9th President-General of Ọhanaeze Ndigbo
- In office January 2017 – January 2021
- Preceded by: Iduma Igariwey Enwo
- Succeeded by: George Obiozor

Personal details
- Born: 11 December 1952 (age 73) Igboetiti, Enugu State, Nigeria
- Education: University of London, University of Ibadan
- Occupation: Lawyer, economist, politician
- Known for: Former president-general of Ọhanaeze Ndigbo; Former Minister of Information and Culture; Former Minister Of Civil Aviation.;

= Nnia Nwodo =

Nigerian lawyer and economist

John Nnia Nwodo is a Nigerian lawyer and economist.
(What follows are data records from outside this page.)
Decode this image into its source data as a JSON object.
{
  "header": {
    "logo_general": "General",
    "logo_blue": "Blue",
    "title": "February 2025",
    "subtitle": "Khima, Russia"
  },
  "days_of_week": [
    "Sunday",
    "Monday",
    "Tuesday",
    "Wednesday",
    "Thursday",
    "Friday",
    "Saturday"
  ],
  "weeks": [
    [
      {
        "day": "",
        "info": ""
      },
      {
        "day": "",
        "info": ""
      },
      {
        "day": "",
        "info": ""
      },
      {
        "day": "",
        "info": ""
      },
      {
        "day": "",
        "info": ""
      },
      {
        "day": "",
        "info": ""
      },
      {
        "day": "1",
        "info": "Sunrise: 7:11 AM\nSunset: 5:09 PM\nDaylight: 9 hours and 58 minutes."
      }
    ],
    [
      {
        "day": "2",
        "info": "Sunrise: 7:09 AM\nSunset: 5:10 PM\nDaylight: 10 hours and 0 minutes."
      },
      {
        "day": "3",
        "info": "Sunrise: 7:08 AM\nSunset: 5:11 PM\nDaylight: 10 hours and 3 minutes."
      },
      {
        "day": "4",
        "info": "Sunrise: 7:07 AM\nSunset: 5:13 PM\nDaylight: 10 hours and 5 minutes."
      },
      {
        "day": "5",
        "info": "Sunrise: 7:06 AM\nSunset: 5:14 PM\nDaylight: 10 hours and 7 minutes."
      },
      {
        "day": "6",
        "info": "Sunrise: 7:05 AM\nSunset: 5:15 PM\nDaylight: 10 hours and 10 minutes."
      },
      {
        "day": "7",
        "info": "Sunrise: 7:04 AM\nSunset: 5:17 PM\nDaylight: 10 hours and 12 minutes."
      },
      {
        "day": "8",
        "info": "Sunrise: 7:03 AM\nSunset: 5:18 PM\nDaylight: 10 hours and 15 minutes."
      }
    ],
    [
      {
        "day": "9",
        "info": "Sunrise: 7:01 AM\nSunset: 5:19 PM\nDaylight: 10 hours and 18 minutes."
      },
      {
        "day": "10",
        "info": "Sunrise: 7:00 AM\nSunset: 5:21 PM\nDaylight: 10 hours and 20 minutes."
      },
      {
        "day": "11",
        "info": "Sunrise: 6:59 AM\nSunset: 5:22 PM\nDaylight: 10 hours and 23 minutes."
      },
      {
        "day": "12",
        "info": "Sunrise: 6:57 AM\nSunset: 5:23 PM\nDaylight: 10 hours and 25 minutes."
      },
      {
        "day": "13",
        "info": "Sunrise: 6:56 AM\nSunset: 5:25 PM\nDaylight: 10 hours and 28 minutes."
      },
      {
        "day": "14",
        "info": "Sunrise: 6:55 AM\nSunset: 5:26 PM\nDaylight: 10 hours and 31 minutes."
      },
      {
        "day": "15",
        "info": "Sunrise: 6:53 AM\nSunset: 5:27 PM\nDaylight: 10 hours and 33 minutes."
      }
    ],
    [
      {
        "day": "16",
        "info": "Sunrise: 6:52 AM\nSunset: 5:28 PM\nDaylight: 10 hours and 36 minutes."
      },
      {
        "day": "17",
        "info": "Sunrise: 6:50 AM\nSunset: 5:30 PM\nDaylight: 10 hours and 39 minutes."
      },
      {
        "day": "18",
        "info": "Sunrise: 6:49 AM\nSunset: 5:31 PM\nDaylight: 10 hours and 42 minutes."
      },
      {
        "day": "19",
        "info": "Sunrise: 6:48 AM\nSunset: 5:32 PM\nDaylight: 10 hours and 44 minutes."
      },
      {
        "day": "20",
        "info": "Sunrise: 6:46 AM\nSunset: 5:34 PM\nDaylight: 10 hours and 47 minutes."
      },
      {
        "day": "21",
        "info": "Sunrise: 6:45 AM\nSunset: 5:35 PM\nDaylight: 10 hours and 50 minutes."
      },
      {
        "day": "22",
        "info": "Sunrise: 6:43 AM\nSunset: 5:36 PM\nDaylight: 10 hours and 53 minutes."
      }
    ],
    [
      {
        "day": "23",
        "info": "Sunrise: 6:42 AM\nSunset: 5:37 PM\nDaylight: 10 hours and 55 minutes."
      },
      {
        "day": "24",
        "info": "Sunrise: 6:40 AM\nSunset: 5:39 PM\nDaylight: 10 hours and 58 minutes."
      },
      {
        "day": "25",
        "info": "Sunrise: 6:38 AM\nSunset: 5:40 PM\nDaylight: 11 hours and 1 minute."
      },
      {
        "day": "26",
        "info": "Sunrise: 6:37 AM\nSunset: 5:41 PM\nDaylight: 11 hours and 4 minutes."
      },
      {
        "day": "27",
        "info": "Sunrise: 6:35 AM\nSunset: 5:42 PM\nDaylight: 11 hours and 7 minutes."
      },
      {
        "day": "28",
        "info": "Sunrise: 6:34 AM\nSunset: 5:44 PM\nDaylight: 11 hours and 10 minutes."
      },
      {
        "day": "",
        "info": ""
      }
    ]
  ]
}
He served as the 9th president-general of Ọhanaeze Ndigbo succeeded by George Obiozor.

==Early life and education==
Nwodo, the third-born male child of his family, was born in 1952 in Enugu State, Nigeria. He completed his primary and secondary school education in Enugu State. In 1971, he gained admission to the University of Ibadan.

He attended the London School of Economics and returned to Nigeria in 1988.

==Career==
During the second republic, under the government and administration of Shehu Shagari, Nwodo served as Minister of Civil Aviation. Under the government of Abdulsalami Abubakar, Nwodo served as Minister of Information and Culture.

In 2017, Nwodo won an election that decided the 9th President-General of the Ohanaeze Ndigbo, a socio-cultural organization that represents every Igbo speaking community, and protects the rights and interests of the Igbo people around the world. He won with a total of 242 votes whilst his opponent, an ex-Vice Chancellor of the former Anambra State University of Technology, Prof. Chiweyete Ejike, had 13 votes.

==Personal life ==
Nwodo was married to Regina Nwodo, who was a Justice in the Court of Appeals of Enugu State until her death in 2013.